WASHINGTON — U.S. Sen. Scott Brown is asking Whole Foods to reconsider a decision to no longer sell seafood that it doesn't consider sustainable.
In a letter to Whole Foods co-CEOs John Mackey and Walter Robb, Brown said Monday he was concerned the decision has more to do with political correctness than sound reasoning.
The Massachusetts Republican questioned what he called "uncertain science," and said the decision will hurt Massachusetts fishermen.
Whole Foods Market announced earlier this month it will stop selling fish caught that is not deemed as "sustainable," or that is caught by what the Texas-based grocery chain says are ecologically damaging methods, including octopus, gray sole, skate, Atlantic halibut and Atlantic cod reeled in by trawlers.
Brown said for the past two years, New England fishermen have been struggling under a strict quota management system that limits fishing, along with limitations on gear types and a new fishery management system that continues to drive more of the quota into the hands of larger boat owners while driving smaller, independent fishermen out of business.

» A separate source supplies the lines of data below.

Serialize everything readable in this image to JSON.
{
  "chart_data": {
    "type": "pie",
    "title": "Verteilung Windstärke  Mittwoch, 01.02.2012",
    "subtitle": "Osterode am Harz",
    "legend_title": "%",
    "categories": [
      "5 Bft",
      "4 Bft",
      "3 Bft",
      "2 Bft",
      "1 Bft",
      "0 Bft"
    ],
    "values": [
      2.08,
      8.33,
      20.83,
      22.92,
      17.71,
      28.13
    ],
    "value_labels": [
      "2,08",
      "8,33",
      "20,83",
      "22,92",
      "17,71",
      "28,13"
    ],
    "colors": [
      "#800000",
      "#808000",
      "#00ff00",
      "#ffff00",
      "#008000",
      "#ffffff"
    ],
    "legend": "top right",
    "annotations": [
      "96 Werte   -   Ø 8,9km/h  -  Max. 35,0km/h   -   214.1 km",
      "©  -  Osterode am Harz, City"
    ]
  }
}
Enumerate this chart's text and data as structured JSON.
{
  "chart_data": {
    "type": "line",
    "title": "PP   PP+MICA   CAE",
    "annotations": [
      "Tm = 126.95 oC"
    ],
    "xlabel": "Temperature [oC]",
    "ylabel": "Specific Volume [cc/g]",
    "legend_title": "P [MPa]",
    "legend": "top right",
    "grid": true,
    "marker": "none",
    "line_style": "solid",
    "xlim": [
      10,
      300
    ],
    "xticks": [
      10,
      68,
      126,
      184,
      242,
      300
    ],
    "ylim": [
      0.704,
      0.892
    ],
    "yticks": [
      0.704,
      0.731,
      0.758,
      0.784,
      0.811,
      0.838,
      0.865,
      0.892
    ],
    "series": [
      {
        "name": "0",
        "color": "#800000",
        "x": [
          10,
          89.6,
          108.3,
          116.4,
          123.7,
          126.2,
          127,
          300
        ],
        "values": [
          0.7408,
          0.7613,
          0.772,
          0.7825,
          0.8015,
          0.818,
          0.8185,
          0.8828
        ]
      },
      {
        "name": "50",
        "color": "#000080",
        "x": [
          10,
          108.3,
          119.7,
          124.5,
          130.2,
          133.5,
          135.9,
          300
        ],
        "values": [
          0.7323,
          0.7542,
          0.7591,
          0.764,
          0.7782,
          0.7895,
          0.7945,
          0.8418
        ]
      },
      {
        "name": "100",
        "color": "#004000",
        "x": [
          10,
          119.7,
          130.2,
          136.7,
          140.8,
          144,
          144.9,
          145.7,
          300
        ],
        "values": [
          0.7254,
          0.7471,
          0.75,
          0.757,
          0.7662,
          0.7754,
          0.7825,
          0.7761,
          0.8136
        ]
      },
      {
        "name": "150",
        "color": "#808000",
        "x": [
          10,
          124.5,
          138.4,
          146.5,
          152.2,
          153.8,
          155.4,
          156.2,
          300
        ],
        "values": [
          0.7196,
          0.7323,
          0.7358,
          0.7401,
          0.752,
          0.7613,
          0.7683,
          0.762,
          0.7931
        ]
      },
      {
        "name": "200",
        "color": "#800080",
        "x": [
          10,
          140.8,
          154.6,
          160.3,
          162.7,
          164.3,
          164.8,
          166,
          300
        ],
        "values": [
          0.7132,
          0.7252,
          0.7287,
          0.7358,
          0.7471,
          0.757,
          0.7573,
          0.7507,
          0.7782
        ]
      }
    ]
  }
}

Groundfishermen out of Gloucester and elsewhere in New England are also facing a 22 percent cut in the allowable catch for Gulf of Maine cod, due to controversial 2011 data showing a dramatic drop in the species just three years after NOAA's data showed it as nearly recovered.
"... Many of my constituents and the communities that depend on them are struggling to make ends meet," Brown wrote in his letter to Whole Foods. "Adding to this problem is the uncertainty of the science that determines how many fish can be caught. Nowhere is this more evident than in the recent assessment of Gulf of Maine cod, a New England tradition.
"American fishermen operate under some the strictest management rules in the world," Brown wrote. "They are already limited by uncertain and inexact science by the federal agency in charge of regulating the industry. I am deeply troubled that you apparently made this decision without taking into consideration the impact it would have on the fishermen and their families that I represent, and I urge you to reconsider."
Whole Foods Market continues to process fish and transport it from just off Jodrey State Fish Pier on Parker Street in Gloucester.
But industry experts here indicated earlier that the move will likely have little impact on Gloucester's fishing economy, because the boats "will take their catch elsewhere," Monte Rome, owner of Intershell Seafood, told the Times.
Rome said he knew of one boat that sold about 250,000 pounds of cod to Whole Foods last year — worth about $700,000. He estimated there are three or four other boats that haul the same, for a total of up to $2.8 million overall.
Material from the Associated Press was used in this report.